Discount grocery chain Aldi will invest $14 million to remodel 11 of its local stores by 2019, a move that further heats up the region’s battle for grocery customers.
Aldi is planning a one-day “hiring spree” Aug. 28 at all of its local stores. The goal is to fill more than 200 open positions, which pay between $11.50 and $12.75 per hour and come with health and dental coverage for employees who work more than 25 hours a week.
Here are the key details of the hiring event:
- All Southwest Ohio stores and three stores in Kentucky (Florence, Independence and Newport) will hold hiring events Monday, Aug. 28 from 7 a.m. to 10 a.m. and from 5 p.m. to 7 p.m.
- Job seekers must be at least 18 years old and available to work between 6 a.m. and 11 p.m. Monday through Sunday. Retail experience and high school diploma or GED are preferred. Drug screening and background checks are required.
The renovations are part of Aldi’s $1.6 billion investment to expand its number of U.S. stores to 2,000. The German-owned chain currently has 1,600 stores in 34 states, including 20 in Greater Cincinnati.
The remodeled stores will feature open ceilings, natural lighting and more room for produce, dairy and bakery goods.
“We’ve expanded our fresh offerings while staying true to our everyday low prices,” said Sarah Brown, Springfield division vice president for Aldi, in a press release. “Customers will recognize our easy-to-shop environment featuring a new modern design and more room for their favorite products.”
Aldi’s announcement offered no details on new store plans for Southwest Ohio, where Kroger outnumbers its discount rival by a margin of more than four to one.
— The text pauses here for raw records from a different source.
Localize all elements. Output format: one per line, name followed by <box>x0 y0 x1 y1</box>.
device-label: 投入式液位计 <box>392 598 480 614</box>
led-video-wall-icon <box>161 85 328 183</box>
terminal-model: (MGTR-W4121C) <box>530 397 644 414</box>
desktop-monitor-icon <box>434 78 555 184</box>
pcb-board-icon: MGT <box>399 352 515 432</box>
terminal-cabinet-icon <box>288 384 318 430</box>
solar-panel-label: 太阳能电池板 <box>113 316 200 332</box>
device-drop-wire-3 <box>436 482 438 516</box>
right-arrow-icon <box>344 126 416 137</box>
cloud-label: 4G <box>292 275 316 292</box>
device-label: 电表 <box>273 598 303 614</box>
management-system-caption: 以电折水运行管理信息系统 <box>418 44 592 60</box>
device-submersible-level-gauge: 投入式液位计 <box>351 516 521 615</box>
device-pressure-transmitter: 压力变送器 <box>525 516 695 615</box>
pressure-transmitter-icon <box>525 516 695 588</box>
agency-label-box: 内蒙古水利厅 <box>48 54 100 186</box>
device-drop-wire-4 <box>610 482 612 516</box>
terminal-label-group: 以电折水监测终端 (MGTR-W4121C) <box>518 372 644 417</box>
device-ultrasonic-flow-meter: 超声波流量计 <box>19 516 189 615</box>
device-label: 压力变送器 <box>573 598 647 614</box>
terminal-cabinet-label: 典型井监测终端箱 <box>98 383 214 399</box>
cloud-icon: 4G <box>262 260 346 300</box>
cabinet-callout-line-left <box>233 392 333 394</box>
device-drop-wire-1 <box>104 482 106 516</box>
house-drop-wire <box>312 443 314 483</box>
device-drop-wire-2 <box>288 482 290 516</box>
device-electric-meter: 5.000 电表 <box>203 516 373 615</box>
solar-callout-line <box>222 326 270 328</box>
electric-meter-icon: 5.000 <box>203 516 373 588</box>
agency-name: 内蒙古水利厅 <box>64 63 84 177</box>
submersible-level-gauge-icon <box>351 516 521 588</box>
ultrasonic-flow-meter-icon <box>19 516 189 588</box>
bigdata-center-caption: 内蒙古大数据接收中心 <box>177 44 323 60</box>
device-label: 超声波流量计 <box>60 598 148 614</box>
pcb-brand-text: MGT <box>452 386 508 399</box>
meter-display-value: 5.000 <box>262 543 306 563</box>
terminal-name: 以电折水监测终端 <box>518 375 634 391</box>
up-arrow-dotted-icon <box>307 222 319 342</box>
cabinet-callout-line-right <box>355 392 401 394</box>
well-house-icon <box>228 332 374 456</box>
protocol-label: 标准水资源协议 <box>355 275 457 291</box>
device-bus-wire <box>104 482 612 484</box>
Aldi has not responded to WCPO questions about home delivery. The company partnered with Instacart this month to deliver groceries to its customers in Atlanta, Dallas and Los Angeles. That service is not yet available in Cincinnati.
Aldi’s increased investment comes as its German-owned rival, Lidl, scouts for Cincinnati locations and Kroger, Wal-Mart and Meijer are expanding their online-ordering and home-delivery options. Smaller chains are feeling the pressure, as evidenced by this week’s announced closure of a Fresh Thyme store in Anderson and the sale in February of the family-owned Remke Markets to Findlay, Ohio-based Generative Growth LLC.